Sorry if my notations were not clear, but I still think your definition of transp is not what you want, since using this definition you get:

Eval compute in (column nat [[3]] 1).   (* = [] : list nat *)
Eval compute in (row nat [[3]] 1 9).    (* = [9] : list nat *)
Goal ~ transp nat [[3]] [[3]].
Proof.
unfold transp; intros Ht.
specialize Ht with 9 1 as [Ht _].
unfold column in Ht; simpl in Ht.
inversion Ht.
Qed.

Meaning that the matrix (3) containing only 1 cell (1 line and 1 column) would not be its own transpose.

1 Like

@olaure01’s examples indeed show valid bugs — I was very confused.

Ah, ok. I’m not sure I understand where I’ve gone wrong, I don’t suppose you can see anything obvious? Regardless, thanks for your help :slight_smile:

I think yes: for all indexes i and default values bottom, column A M i = row A Mt i bottom requires the i-th column of M to coincide with the i-th row of Mt. That must also hold if i is out of bounds, but then the two functions return different error codes, as shown in @olaure01’s examples — for instance,
column nat [[3]] 1 is the empty list [], but row nat [[3]] 1 bottom is [bottom] (their last example has bottom = 9); in particular, transp nat [[3]] [[3]] implies that [] = [bottom] for any natural value bottom, which is very absurd.
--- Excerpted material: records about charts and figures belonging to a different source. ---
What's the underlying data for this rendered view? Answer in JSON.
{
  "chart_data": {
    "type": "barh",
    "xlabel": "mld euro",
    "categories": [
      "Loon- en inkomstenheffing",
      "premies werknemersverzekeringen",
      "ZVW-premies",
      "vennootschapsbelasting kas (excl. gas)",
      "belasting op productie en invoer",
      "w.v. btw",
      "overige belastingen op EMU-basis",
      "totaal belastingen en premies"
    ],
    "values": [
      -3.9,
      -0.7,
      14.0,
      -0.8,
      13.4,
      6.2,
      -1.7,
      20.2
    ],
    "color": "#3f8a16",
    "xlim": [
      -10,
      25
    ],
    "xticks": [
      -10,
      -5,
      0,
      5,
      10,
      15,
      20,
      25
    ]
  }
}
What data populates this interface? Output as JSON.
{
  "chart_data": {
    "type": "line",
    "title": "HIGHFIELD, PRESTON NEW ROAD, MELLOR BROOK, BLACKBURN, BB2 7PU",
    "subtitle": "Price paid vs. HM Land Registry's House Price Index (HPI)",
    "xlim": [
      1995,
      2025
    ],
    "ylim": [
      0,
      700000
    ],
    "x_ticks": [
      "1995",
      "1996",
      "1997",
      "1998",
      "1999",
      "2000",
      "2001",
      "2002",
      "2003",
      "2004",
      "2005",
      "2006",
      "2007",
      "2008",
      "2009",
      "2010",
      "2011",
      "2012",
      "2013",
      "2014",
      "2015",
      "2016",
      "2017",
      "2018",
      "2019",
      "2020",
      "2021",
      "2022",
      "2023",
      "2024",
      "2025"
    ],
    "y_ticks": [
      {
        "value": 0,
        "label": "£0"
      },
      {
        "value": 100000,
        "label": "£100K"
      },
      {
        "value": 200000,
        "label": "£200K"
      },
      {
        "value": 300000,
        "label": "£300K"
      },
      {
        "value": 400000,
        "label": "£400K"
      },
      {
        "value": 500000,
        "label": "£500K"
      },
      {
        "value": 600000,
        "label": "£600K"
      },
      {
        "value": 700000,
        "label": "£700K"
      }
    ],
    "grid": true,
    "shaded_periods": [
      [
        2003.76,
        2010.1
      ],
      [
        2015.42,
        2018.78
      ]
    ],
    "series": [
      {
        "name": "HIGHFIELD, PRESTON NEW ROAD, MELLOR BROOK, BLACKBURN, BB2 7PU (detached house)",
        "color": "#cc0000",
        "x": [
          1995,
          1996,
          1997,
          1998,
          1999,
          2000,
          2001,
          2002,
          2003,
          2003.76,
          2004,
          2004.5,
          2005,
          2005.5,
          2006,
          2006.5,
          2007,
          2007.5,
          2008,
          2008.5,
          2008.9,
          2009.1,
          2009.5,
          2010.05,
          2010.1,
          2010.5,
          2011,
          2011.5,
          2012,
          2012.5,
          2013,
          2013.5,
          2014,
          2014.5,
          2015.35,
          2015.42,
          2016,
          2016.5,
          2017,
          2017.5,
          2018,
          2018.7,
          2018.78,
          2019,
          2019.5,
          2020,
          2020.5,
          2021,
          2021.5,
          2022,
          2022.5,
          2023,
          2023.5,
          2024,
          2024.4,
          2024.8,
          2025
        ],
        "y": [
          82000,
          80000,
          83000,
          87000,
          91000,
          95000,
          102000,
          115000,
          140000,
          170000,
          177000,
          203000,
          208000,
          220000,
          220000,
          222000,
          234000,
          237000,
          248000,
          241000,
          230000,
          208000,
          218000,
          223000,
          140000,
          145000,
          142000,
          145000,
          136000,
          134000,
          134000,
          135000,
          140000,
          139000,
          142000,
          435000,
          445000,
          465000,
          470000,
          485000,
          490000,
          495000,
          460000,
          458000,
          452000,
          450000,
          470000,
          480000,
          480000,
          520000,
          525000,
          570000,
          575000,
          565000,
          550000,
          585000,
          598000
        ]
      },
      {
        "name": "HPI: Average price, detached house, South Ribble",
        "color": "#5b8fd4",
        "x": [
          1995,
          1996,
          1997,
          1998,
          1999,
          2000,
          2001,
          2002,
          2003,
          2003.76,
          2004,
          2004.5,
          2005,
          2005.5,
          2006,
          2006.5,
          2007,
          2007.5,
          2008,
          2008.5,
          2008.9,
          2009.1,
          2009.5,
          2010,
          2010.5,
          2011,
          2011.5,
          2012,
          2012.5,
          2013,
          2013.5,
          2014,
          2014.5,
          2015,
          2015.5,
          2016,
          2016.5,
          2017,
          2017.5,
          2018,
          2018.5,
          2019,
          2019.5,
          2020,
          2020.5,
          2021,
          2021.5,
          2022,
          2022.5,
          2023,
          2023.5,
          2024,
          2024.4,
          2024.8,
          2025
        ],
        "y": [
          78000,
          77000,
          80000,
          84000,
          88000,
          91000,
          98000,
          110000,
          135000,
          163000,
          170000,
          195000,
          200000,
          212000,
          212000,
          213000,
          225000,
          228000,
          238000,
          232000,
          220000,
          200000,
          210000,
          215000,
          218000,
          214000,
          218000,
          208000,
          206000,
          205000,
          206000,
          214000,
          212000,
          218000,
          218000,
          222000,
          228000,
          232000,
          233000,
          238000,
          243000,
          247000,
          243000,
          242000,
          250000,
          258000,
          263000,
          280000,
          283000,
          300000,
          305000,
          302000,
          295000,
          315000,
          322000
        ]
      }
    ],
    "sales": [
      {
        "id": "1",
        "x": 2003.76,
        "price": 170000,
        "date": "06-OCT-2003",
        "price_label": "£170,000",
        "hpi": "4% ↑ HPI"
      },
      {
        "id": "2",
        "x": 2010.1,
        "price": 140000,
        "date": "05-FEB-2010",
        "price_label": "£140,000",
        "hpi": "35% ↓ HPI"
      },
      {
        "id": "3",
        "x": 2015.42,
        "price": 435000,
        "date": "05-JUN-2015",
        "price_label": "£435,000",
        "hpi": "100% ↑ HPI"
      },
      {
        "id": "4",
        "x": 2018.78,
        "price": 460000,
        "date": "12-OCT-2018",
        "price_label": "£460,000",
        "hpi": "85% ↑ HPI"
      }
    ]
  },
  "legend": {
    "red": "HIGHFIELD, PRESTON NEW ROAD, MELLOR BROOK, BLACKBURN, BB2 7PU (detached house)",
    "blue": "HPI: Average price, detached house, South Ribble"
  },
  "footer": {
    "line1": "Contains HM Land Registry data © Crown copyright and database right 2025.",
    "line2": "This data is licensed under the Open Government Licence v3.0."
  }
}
To fix that, transp needs to use the size of the matrix, and to use forall i, 0 <= i < size to only quantify over valid indexes. That’s why various answers talk about the size of the matrix, and ensure the matrix does have a valid size — see e.g. Proving transpose function: now refactored! - #3 by mwuttke97.